Singh et al., ACL 2011
Sameer Signh, Armarnag Subramanya, Fernando Pereira, and Andrew McCallum. Large-Scale Cross-Document Coreference Using Distributed Inference and Hierarchical Models. ACL 2011.
This Paper paper deals with coreference resolution, but instead of only dealing with one document at a time, they want to model coreference relations across an entire corpus (so this is actually dealing with Cross Document Coreference (CDC)).
Coreference resolution amounts to partitioning a set of "mentions" in a document (typically noun phrases, but also possessive and other kinds of adjectives). The number of partitions of the elements of a set is enormously large (the Bell number, which is worse than exponential). When you get to cross-document coreference on large corpora, the number of mentions can be in the millions or billions, and thus an exact search over partitions of them is completely intractable.
To find a good answer in this combinatorial space, the authors start with a good guess at a partition and then use MCMC to sample one mention at a time and find a good approximate solution. That's not very surprising or interesting by itself; the interesting part is the set of tricks they use to make MCMC work better on really large collections of documents (and this is work done while Singh was a Google intern - we're talking about really large sets of documents).
Their model is essentially a really large factor graph over all of the mentions in the corpus; every mention has two factors connecting it to every other mention, one of which falls out of the equations (if the mentions are coreferent, one of them fires, if they aren't, the other one does). All they say about those factors is that it's a cosine similarity function over the mention context pairs. This model would be really hairy, but they use Metropolis-Hastings sampling, and all they have to compute is a likelihood ratio between the current state and the proposed state. In that equation all factors except those between mentions in the old and new entity cancel each other out.

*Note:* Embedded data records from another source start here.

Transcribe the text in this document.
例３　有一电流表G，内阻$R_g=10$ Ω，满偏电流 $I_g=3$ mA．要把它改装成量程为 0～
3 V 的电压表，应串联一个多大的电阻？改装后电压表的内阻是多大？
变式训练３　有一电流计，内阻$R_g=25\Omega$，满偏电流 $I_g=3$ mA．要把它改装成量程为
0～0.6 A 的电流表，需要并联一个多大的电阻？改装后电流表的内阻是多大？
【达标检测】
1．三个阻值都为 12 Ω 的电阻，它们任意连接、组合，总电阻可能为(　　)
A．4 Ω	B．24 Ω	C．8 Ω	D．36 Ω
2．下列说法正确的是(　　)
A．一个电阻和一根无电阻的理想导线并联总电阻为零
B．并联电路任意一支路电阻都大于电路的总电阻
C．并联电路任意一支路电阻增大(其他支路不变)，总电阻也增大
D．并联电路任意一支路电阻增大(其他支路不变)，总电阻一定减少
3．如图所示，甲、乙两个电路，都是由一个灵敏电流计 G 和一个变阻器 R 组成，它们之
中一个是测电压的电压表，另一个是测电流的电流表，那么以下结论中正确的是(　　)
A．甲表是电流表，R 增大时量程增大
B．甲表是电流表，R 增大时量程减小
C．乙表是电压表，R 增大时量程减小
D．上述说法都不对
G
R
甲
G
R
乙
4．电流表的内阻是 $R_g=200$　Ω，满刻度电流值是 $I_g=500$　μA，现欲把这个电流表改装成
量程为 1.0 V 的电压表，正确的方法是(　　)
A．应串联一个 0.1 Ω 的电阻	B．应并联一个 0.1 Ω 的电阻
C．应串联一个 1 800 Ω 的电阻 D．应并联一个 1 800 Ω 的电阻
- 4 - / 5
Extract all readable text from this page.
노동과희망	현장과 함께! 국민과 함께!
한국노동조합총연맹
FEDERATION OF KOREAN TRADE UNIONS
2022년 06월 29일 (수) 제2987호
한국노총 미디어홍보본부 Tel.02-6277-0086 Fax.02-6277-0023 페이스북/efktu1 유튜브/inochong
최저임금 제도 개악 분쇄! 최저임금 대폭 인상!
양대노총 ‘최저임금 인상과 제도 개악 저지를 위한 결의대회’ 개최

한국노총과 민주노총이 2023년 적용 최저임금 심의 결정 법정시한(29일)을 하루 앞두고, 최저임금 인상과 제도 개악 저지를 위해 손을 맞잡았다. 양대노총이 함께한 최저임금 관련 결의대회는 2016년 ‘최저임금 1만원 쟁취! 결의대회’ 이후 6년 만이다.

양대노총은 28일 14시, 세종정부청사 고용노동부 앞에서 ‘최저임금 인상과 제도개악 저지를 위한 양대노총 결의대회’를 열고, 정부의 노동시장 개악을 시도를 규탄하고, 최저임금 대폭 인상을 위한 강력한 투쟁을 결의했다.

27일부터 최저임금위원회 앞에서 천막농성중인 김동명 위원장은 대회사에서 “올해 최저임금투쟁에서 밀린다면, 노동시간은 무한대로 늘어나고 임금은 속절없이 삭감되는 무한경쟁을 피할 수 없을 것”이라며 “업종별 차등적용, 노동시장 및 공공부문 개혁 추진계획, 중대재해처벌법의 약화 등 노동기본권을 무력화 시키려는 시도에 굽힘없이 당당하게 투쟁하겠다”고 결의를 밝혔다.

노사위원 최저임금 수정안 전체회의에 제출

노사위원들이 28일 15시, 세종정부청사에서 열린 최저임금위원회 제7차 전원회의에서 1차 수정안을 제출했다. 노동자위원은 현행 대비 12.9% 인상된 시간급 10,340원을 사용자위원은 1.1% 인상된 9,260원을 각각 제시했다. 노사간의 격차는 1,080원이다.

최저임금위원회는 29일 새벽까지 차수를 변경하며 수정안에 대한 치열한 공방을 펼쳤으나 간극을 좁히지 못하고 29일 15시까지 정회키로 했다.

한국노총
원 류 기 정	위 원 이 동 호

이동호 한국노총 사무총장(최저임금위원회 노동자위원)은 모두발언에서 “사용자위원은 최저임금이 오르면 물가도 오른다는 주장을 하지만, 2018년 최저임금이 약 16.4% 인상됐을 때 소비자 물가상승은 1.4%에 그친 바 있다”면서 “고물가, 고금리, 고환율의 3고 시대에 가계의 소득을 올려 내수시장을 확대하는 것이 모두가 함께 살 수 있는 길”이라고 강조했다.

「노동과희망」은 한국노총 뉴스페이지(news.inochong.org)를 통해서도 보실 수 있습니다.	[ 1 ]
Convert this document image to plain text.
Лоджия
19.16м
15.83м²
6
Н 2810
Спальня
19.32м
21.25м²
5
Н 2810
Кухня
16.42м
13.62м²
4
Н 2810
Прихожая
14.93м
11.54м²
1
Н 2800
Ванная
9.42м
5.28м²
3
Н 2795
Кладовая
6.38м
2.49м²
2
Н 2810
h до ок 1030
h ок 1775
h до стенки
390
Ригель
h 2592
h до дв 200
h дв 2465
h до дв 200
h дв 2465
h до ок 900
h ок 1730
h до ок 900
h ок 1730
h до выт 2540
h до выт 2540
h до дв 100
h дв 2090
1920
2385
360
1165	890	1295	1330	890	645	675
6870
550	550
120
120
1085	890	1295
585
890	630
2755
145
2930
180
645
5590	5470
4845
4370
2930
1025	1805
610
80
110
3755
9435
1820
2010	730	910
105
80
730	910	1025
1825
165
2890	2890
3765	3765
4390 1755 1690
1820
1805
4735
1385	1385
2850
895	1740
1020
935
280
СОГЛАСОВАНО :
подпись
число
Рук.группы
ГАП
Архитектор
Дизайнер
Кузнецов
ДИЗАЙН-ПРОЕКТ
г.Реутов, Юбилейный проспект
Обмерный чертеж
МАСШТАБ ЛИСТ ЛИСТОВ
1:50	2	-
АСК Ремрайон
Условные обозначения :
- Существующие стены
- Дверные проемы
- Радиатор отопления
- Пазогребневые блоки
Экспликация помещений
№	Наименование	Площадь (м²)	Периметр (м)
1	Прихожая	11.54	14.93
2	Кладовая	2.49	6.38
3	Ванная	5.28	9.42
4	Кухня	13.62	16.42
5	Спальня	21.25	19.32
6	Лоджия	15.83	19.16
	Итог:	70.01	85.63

Their proceeds as follows. At every step of the algorithm, pick a mention. Draw a new entity for that mention from a proposal distribution (they start out with this as a uniform distribution). Calculate the likelihood ratio and do the typical Metropolis-Hastings accept or reject (they throw some annealing in, as well). Keep this up for long enough, and you're done.
The problem with this naive system is that the proposal distribution almost never actually gives you a good proposal, so it has to run for a really long time. In order to fix it they introduce two kinds of latent variables. The first are sub-entity variables that collect similar mentions to each other (these could, for instance, collect all of the coreferent mentions in a single document). These variables can then be sampled to move the entire collection from one entity to another at a time, similar (in desired outcome, at least) to Percy Liang's type-based MCMC paper. The second kind of variables are super-entity variables that group similar entities together onto a single machine, so that proposed swappings are more reasonable and more easily calculated. They resample assignments to these latent variables as part of their inference process.
There isn't really a good dataset for this kind of task, so they created one. They crawled the web and found pages that linked to Wikipedia, and they considered all mentions that link to the same Wikipedia article to be coreferent. They did some filtering of the links they founds to try to improve the accuracy of their data a bit, as it was understandably noisy. When they ran their (unsupervised) system on the data, they got a score that was really pretty high. I wonder, though, if that has to do with how they cleaned the links to Wikipedia - the way the guaranteed high precision in their testing labels was to throw away the hard cases, essentially, so of course their performances on those mentions should be relatively high. Still, it's pretty impressive to have such high performance on such a difficult problem on a really large dataset.